Although obtaining value for taxpayer dollars is the main goal of any tender process, it is standard practice for any agreement signed by the winning bidder and the procuring entity to comply with legal requirements as well as those specified in the tender document.
When the tender is properly analyzed, it becomes evident that the procurement type of contract in question was for brokerage insurance, with a group of underwriters serving as the final recipients of the premiums.
How the contract’s demand to pay such enormous premiums to an intermediary violates both the law and the tender requirement.
“To ensure that the contract achieves the substance of the tender in the aforementioned circumstances, it remains to be seen what kind of supervision, if any, is carried out by the TSC and IRA,” Gatetua said in the paper seen by People Daily.
The IRA was required to formally confirm within seven days what percentage of the premium was remitted to the risk carriers annually over the last ten years by the law firm that had previously put TSC on notice for a number of legal infractions in the captioned tenders.
In light of their involvement in this case, Gatetua further requests that you “establish how the risk carriers provided cover, if indeed they did, without receipt of the attendant premiums in full” and confirm any oversight you may have had over Ms.

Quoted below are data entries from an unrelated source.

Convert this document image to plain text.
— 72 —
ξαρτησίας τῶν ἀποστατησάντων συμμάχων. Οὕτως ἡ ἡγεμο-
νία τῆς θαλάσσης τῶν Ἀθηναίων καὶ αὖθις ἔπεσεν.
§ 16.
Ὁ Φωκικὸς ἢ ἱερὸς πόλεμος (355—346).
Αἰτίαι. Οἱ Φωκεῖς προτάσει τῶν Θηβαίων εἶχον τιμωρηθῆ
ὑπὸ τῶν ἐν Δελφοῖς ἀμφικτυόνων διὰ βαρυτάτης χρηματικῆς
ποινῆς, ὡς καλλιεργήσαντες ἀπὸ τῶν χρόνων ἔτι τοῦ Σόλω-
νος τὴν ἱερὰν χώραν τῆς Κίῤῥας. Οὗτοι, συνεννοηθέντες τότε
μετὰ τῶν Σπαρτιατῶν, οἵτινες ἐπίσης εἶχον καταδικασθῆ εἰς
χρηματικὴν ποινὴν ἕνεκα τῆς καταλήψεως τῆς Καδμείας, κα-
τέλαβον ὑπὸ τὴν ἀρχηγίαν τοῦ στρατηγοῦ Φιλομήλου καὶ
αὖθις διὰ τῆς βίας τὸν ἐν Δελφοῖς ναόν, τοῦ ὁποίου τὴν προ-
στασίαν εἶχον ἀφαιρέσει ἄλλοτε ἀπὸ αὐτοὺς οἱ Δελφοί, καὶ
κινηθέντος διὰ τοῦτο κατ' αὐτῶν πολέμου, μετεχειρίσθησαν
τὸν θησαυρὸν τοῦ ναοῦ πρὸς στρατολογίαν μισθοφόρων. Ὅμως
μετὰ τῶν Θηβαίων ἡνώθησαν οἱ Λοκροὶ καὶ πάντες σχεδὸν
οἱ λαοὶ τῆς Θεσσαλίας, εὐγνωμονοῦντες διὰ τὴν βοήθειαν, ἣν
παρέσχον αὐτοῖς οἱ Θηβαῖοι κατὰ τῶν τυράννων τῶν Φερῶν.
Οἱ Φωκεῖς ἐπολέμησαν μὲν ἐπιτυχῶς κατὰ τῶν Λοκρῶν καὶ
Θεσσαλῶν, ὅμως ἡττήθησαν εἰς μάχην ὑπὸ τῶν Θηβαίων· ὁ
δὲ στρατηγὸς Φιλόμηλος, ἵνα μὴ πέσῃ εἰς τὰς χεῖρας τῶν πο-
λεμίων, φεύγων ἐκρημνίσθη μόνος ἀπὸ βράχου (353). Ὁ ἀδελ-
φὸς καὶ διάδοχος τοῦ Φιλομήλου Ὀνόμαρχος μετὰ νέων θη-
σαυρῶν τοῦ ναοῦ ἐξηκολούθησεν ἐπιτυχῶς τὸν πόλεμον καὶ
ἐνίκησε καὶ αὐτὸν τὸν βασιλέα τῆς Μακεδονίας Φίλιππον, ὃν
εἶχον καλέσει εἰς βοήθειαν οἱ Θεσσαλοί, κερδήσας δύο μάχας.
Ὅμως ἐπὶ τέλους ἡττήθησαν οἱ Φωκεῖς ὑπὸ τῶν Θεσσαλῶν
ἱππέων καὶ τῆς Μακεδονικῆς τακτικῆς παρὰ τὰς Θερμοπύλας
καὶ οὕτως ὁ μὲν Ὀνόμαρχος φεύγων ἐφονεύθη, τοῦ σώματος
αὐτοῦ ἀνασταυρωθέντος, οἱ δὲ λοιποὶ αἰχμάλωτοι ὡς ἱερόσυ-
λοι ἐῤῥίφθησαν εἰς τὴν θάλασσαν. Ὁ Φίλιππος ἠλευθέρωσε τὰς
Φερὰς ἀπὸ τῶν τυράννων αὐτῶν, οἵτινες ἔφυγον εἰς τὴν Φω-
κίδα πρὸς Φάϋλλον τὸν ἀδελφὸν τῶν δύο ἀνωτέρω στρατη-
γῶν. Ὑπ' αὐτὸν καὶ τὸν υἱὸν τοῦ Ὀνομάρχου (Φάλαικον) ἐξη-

Minet Insurance Brokers Kenya Ltd. in her capacity as a medical insurance provider.
The insurance industry regulator is also responsible for verifying whether the policy document that the consortium that won the contract issues is in line with the terms of the contract that the consortium and the purchasing body agreed upon.
“We also require you to verify that the risk carriers and insurance underwriters in the consortium are accountable for paying income tax, premium tax, and any other applicable taxes to the Kenya Revenue Authority for the Sh 149 billion that Minet Insurance brokers have paid and kept over a ten-year period,” Gatetua demanded.
In the event that the requested material was not obtained, the legal firm threatened to initiate necessary legal processes without further mentioning IRA, even at the risk of incurring fees and other unintended consequences.
Officials such as the head of procurement at TSC, the attorney general, the head of public service Felix Koskei, the auditor general, the principal secretary in charge of the Ministry of Financing and National Treasury alongside his counterpart at the Ministry of Public Service, Gender and Affirmative Action, and the head of procurement at TSC are among those addressed in the letter headed “Unlawful/illegal contract for provision of teachers medical insurance cover (three years framework contract).”
Employer of teachers immediately about health insurance.